Tuesday, June 07, 2005

Our little baby is already making 100 EURs/month

Well, technically its really us, her parents, who are earning an additional 100 EURs/month since the birth of our baby, "Peanut".

The amount is from the Finnish social system and is paid to all parents with a child until the child reaches the age of 17. This family allowance (lapsilisä) is a social benefit to help parents purchase those basic child care items.

Unlike many of the monetary benefits paid by the social system, this is not subject to taxation and neither is to pro rated according to a families other income. While I certainly appreciate the additional income, however small it may be, I wonder if this is really a logical distribution of benefits.

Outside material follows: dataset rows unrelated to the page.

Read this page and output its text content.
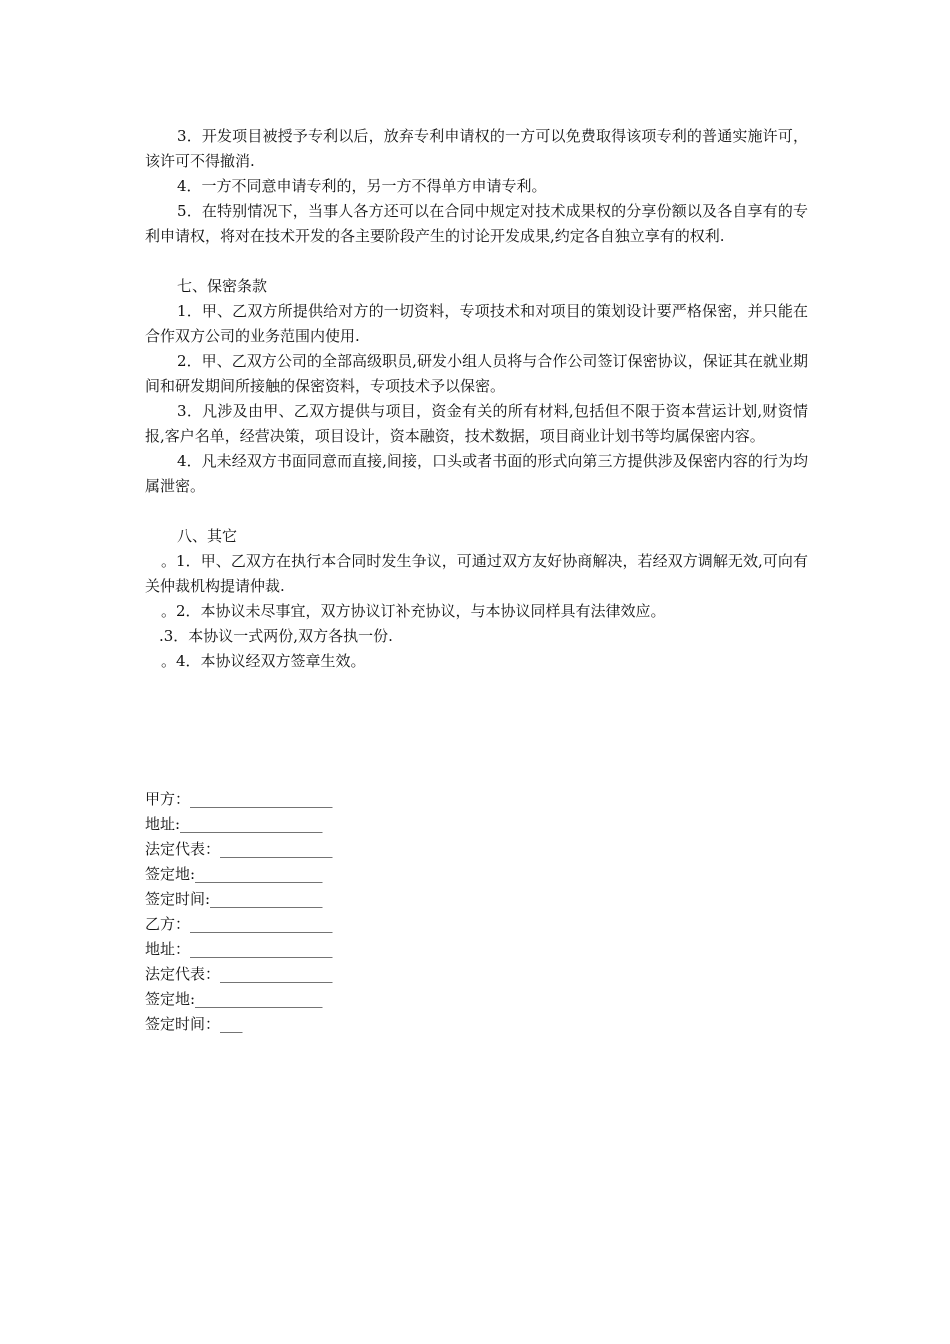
3．开发项目被授予专利以后，放弃专利申请权的一方可以免费取得该项专利的普通实施许可，该许可不得撤消.

4．一方不同意申请专利的，另一方不得单方申请专利。

5．在特别情况下，当事人各方还可以在合同中规定对技术成果权的分享份额以及各自享有的专利申请权，将对在技术开发的各主要阶段产生的讨论开发成果,约定各自独立享有的权利.

七、保密条款

1．甲、乙双方所提供给对方的一切资料，专项技术和对项目的策划设计要严格保密，并只能在合作双方公司的业务范围内使用.

2．甲、乙双方公司的全部高级职员,研发小组人员将与合作公司签订保密协议，保证其在就业期间和研发期间所接触的保密资料，专项技术予以保密。

3．凡涉及由甲、乙双方提供与项目，资金有关的所有材料,包括但不限于资本营运计划,财资情报,客户名单，经营决策，项目设计，资本融资，技术数据，项目商业计划书等均属保密内容。

4．凡未经双方书面同意而直接,间接，口头或者书面的形式向第三方提供涉及保密内容的行为均属泄密。

八、其它

。1．甲、乙双方在执行本合同时发生争议，可通过双方友好协商解决，若经双方调解无效,可向有关仲裁机构提请仲裁.

。2．本协议未尽事宜，双方协议订补充协议，与本协议同样具有法律效应。

.3．本协议一式两份,双方各执一份.

。4．本协议经双方签章生效。

甲方：___________________

地址:___________________

法定代表：_______________

签定地:_________________

签定时间:_______________

乙方：___________________

地址：___________________

法定代表：_______________

签定地:_________________

签定时间：___
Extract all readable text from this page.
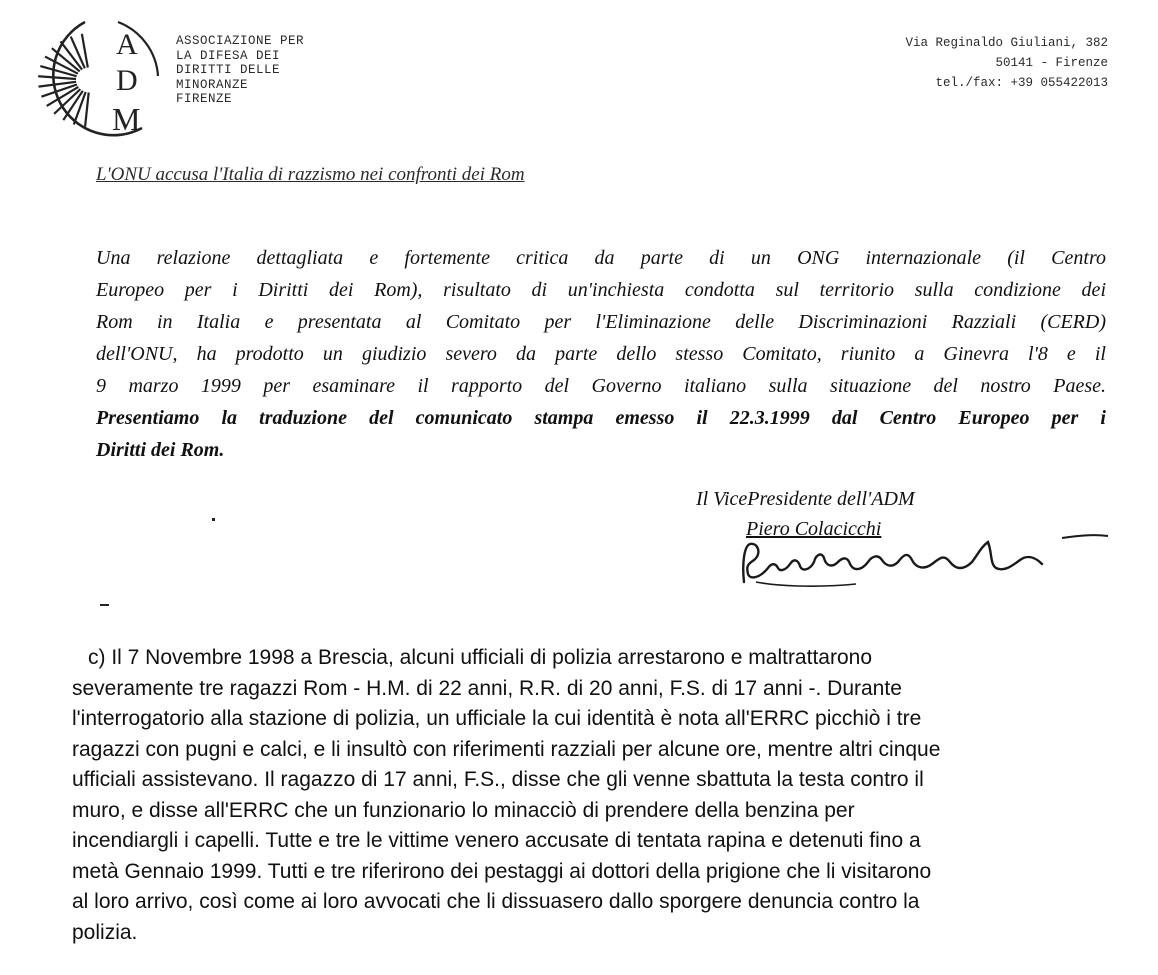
A
D
M
ASSOCIAZIONE PER
LA DIFESA DEI
DIRITTI DELLE
MINORANZE
FIRENZE
Via Reginaldo Giuliani, 382
50141 - Firenze
tel./fax: +39 055422013
L'ONU accusa l'Italia di razzismo nei confronti dei Rom
Una relazione dettagliata e fortemente critica da parte di un ONG internazionale (il Centro
Europeo per i Diritti dei Rom), risultato di un'inchiesta condotta sul territorio sulla condizione dei
Rom in Italia e presentata al Comitato per l'Eliminazione delle Discriminazioni Razziali (CERD)
dell'ONU, ha prodotto un giudizio severo da parte dello stesso Comitato, riunito a Ginevra l'8 e il
9 marzo 1999 per esaminare il rapporto del Governo italiano sulla situazione del nostro Paese.
Presentiamo la traduzione del comunicato stampa emesso il 22.3.1999 dal Centro Europeo per i
Diritti dei Rom.
Il VicePresidente dell'ADM
Piero Colacicchi
c) Il 7 Novembre 1998 a Brescia, alcuni ufficiali di polizia arrestarono e maltrattarono
severamente tre ragazzi Rom - H.M. di 22 anni, R.R. di 20 anni, F.S. di 17 anni -. Durante
l'interrogatorio alla stazione di polizia, un ufficiale la cui identità è nota all'ERRC picchiò i tre
ragazzi con pugni e calci, e li insultò con riferimenti razziali per alcune ore, mentre altri cinque
ufficiali assistevano. Il ragazzo di 17 anni, F.S., disse che gli venne sbattuta la testa contro il
muro, e disse all'ERRC che un funzionario lo minacciò di prendere della benzina per
incendiargli i capelli. Tutte e tre le vittime venero accusate di tentata rapina e detenuti fino a
metà Gennaio 1999. Tutti e tre riferirono dei pestaggi ai dottori della prigione che li visitarono
al loro arrivo, così come ai loro avvocati che li dissuasero dallo sporgere denuncia contro la
polizia.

Honestly, in our case we don't really "need" the 100 EURs/month, whereas I can imagine there are families where it makes the difference of being able to live within their budget or not. Wouldn't it be more logical to allocate, say 200 EURs/month to these families and have some of us do without the benefit?

We've decided to put the monthly benefit for Peanut in a savings account which we are starting for her where all other gifts, etc will go. It'll be hers to do with as she pleases when she gets old enough. At this rate, she'll earn 1200 EUR/year and by the time she is 17, she'll have 20,400 EUR or even more assuming that the money is held in an interest-bearing account or invested prudently in bonds or similar. With that amount, Peanut will be able to begin a good education, start her own business or travel around the world -- all valuable life experiences.

When a family has more than one child, the family benefit amount increases per child.

The specifics are available on the KELA website.